Cheap bank loans for SOEs

However, the topic of cheap bank loans for state-owned firms is another point with constant debates and arguments. Chinese banks, especially state-owned mega banks, have been backing SOEs with more credit support. The relationship between state-owned enterprises and state-owned banks are close by nature, and if there are defaults by SOEs, there's a high chance that they will be bailed out as well. Even today, more than 60 percent of the bank loans are given to SOEs, and then a bigger portion of the rest will be given to large private companies. Small firms only get a tiny portion of the total bank loans.

That is why many market spectators have the feeling that SOEs are crowding out private investment.

"But economic downturns especially post-COVID, there's a different argument," said Wang Dan, chief economist at Hang Seng Bank China, adding that the private parties are not investing in such a difficult time to reduce financial pressure and thus the SOEs are the only hopes for China to achieve quick economic recovery.

"This is exactly what happened after the COVID-19 breakout. We saw that SOEs are the ones which return to production first, and then their suppliers from the private sector can also recover," elaborated by Wang.

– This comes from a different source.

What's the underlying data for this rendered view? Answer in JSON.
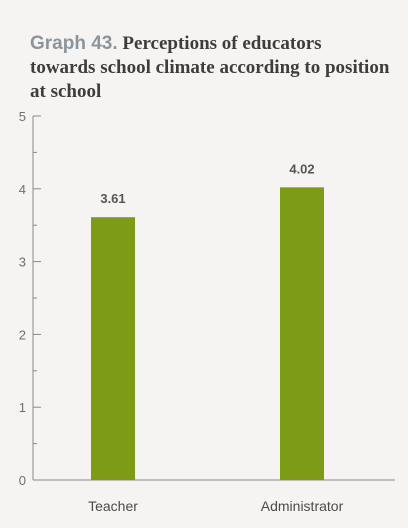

SOEs vs. non-state capital

To level the playing field, China is pushing for the mixed-ownership reform among SOEs, allowing these powerful companies to introduce non-state capital, be it private or foreign. These strategic external investors are participating in the management of SOEs, not only funds, but also ideas.

For this kind of reform, the focus of the debate is on the actual control of the decision making, because private capital can be very important shareholders but the final decisions are usually made by state-owned parties of all the reforms.

"We believe this institutional change is the most difficult, so private investors must be given more cash incentives and other social rewards to stay motivated to improve SOE efficiency. At the same time preserving the state interest," said Wang.

That's why regulators are giving SOE executives more autonomy in making corporate decisions. The new regulation approach aims to prevent excessive state intervention in making market based corporate decisions among SOEs.

Mixed-ownership reform

To fast-track mixed-ownership reform, China launched a 200-billion-yuan ($31 billion) fund in Shanghai last December, focusing on two key areas of investment. The fund will attract private capital to state-owned sectors and co-invest with SOEs in private firms to create synergies among these different types of companies.

Central SOEs have become shareholders in more than 6,000 non-state companies since 2013, according to data from SASAC. The regulator said that state-owned economy and private economy have always been supporting each other in coordinated development.

"As of now, more than 70 percent of Central SOEs are mixed-ownership firms, up 20 percent from the proportion in 2012," said Li Hanshi, Deputy Director of Enterprise Reform Research at SASAC. Li added that 60 percent of the provincial level SOEs have become mixed-ownership entities with 70 percent of them seeing profit growth since the introduction of non-state capital into their businesses.

Overall, the blending of state and non-state capital will increase the resilience of the country's industrial chains, said SASAC, adding that private firms and foreign companies are all independent market entities and potential mergers and reorganization among them will be market oriented, driven by the willingness of these companies.